Bringing back grasses with Maasai pastoralists
The Olgulului – Ololarashi group ranch is close to the border of Tanzania and home to Maasai pastoralists. For the Maasai people, livestock are very valuable and at the centre of everything. But nowadays, it’s not easy to keep livestock. Due to severe droughts, overpopulation and therefore overgrazing, and less communal land for the Maasai, the rangelands are heavily degraded. Trees, shrubs and grass species have disappeared resulting in heavy erosion. The loss of pasture due to all the above has resulted in a decline in livestock productivity and an increase in competition between people and wildlife, especially elephants….
But….. Together with partners African Conservation Centre (ACC) and Amboseli Ecosystem Trust (AET) we started a two-year program (July 2019 – June 2021) to restore and regreen the degraded areas, and to improve the livelihoods of the communities. We selected a combination of interventions among which the digging of bunds, setting up and managing olopololi’s (dry season grazing areas) and grass seed banks and educating the Maasai communities about livestock and grazing management.
- Movie roadshow
- Water bunds
- Stone lines
- Grass seed banks
- Vallerani method
- Grazing Committees
To prevent overgrazing
A movie will travel from village to village with the aim of not only creating awareness, but also to inspire and activate the Maasai pastoralists to take better care of their own land. The film is fully shot at the Olgulului – Ololarashi Group Ranch. The film shows the story of a young shepherd who is worried about the drought, his cattle and family. He would like to understand why there is almost no grass left. He therefore decides to go on a journey, meets inspiring people and takes home hope and valuable advice. It shows people the benefits and techniques of livestock and grazing management in an inspiring way.
Dry season grazing reserve
17 olopololi plots of each 1,000 ha will be set up and managed.
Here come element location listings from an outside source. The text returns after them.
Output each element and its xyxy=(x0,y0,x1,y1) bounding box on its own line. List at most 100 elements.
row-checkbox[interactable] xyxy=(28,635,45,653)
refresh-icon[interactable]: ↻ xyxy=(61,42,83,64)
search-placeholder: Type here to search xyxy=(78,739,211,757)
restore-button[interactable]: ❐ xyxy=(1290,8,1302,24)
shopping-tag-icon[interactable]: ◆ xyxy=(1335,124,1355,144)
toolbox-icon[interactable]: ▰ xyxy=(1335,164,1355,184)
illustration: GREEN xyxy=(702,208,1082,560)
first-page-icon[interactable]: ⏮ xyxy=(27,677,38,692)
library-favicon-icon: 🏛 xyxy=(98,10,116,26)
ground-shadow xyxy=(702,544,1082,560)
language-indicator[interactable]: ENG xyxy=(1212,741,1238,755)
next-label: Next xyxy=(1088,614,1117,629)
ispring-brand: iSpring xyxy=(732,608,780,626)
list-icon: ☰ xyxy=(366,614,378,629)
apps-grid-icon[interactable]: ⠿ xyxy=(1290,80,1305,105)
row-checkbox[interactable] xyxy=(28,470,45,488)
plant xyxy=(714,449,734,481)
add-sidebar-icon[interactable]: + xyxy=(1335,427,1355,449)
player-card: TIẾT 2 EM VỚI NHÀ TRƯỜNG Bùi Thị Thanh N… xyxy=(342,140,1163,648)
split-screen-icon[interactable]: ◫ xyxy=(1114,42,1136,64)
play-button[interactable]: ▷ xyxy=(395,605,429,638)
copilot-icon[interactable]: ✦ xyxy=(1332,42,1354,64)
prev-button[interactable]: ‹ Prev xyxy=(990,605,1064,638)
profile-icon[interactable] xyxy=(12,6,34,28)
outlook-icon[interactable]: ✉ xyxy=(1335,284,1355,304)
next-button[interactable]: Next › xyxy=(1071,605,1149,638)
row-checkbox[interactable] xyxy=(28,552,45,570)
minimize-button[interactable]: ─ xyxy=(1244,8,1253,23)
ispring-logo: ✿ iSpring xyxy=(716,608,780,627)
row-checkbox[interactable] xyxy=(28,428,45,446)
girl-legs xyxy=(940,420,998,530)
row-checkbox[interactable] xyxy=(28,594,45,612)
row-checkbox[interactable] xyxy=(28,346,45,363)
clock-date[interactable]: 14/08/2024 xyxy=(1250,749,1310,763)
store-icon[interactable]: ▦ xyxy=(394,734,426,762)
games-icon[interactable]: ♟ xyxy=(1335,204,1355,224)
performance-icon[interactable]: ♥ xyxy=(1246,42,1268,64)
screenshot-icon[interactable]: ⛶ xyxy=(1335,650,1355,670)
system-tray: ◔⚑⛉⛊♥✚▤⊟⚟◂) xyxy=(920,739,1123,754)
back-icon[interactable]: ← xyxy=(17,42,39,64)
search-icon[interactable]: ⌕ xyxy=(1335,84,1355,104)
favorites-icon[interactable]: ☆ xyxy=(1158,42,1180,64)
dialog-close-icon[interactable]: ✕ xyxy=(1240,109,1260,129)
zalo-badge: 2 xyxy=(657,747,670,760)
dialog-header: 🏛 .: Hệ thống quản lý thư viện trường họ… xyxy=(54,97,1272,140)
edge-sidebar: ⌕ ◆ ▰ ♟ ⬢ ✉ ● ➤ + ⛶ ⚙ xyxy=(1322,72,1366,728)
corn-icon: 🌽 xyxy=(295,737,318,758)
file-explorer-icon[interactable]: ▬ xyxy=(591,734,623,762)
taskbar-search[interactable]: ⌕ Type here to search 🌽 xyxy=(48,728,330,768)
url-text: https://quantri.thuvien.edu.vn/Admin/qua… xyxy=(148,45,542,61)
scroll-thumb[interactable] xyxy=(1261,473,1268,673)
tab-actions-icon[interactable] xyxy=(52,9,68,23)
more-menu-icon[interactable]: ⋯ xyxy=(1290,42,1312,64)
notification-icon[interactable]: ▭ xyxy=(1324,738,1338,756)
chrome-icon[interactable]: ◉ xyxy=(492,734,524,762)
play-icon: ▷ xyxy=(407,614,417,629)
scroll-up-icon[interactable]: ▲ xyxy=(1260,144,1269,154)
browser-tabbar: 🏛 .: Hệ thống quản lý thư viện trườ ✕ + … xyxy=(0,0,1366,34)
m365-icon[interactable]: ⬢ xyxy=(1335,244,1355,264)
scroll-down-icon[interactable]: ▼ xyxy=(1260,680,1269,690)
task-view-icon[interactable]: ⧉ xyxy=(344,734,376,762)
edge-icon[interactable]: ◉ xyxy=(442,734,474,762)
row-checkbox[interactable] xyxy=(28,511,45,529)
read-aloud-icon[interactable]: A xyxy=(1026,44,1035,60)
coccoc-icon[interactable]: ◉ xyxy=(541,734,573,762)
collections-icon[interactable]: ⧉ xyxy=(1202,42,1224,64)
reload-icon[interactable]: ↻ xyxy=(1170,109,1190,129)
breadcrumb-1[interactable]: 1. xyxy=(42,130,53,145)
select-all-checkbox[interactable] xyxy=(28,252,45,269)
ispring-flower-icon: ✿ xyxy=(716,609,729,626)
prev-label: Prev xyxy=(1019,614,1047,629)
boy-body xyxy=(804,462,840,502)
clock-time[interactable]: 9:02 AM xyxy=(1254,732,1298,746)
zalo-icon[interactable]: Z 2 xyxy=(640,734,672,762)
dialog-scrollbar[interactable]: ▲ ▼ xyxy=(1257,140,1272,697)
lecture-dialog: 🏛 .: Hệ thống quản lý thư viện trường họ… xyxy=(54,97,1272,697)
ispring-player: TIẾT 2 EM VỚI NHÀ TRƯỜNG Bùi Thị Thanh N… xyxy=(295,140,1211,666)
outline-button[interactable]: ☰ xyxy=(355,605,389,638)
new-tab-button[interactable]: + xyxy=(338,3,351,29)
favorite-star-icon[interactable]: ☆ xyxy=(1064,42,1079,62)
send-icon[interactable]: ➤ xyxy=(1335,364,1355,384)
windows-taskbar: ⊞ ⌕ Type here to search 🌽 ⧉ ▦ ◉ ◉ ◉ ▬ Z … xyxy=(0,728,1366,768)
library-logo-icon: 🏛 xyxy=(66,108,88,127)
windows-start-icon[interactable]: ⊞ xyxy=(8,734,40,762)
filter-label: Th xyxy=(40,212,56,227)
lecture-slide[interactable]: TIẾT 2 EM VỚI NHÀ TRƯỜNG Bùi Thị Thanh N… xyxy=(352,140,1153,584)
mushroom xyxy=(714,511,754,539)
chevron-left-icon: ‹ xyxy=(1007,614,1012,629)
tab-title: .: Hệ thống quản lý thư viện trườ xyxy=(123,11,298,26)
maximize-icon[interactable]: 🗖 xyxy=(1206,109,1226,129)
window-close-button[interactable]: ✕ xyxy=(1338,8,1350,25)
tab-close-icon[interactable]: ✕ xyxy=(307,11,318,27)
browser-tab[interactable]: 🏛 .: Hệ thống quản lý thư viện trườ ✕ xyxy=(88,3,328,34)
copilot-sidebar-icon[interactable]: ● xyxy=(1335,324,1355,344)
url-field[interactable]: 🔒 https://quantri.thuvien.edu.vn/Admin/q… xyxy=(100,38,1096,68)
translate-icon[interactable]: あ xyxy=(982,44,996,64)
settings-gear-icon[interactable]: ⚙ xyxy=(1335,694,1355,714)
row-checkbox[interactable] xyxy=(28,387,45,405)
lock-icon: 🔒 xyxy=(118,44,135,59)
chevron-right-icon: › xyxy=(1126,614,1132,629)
An Olopololi plot is a traditional grazing technique. Grazing committees specially set up for this purpose agree together that grazing in an area is only permitted during specific periods (usually at the end of the dry season when there are fewer other places to graze) or only for certain animals (e.g. calves).
All restoration activities of the whole program are taking place within the olopololi’s. The borders of the olopololis will be marked by large white poles, so that all shepherds know that they cannot enter this area with their cattle. It is closely monitored by the committees, so that grass has time to grow back. The sustainability of the projects is supported by a grazing management plan.
1200 hectare covered with earth smiles!
These half-moon shaped pits in the ground will capture rainwater and prevent it to run off and cause erosion. The vegetation will naturally recover due to the increased soil moisture availability. At some areas extra (grass) seeds will be sown if there aren’t enough seeds present in the soil due to heavy erosion.
The 'rock paper scissor' game ;)
Some areas of the group ranch are covered with a lot of stones… and we can use them well in bringing back vegetation. Stones break the erosive power of water and increase the infiltration of water into the soil. Organic material and seeds also nestle behind the stones, giving the seeds time to sprout.
The stone lines are built in an area of 400 hectares.
Grass seed banks
This project will enable Maasai pastoralists to grow, harvest and sell grass (hay) and seeds within the community or to NGOs and private companies who want to grow grasses elsewhere. It creates a place where cattle can graze and brings cooling through the amount of vegetation.
Five grass seed banks (with a total of 50 hectare) will be managed and maintained, each by a group of 10-20 members of the community (for example, a women’s group). They will be trained in sowing and harvesting grass and are taught business skills.
Ploughing for regreening
This intervention is suitable at extremely degraded land and areas with little or no existing vegetation. A special plow, pulled by a tractor, plows furrows in the ground. This allows rainwater to be retained, just like the bunds, and infiltrate into the ground.
We will restore a total of 200 hectare by using the vallerani method.
Being a role model
Key in the regreening program are the grazing committees. Around 130 grazing committee members are trained to educate their fellow pastoralists about the importance of regreening. The members are empowered to supervise the sustainable management of the rangelands. The committee will provide a platform for all the pastoralists to work together to achieve land rehabilitation. This way the pastoralists will recognize and support the restoration activities and adopt grazing rules.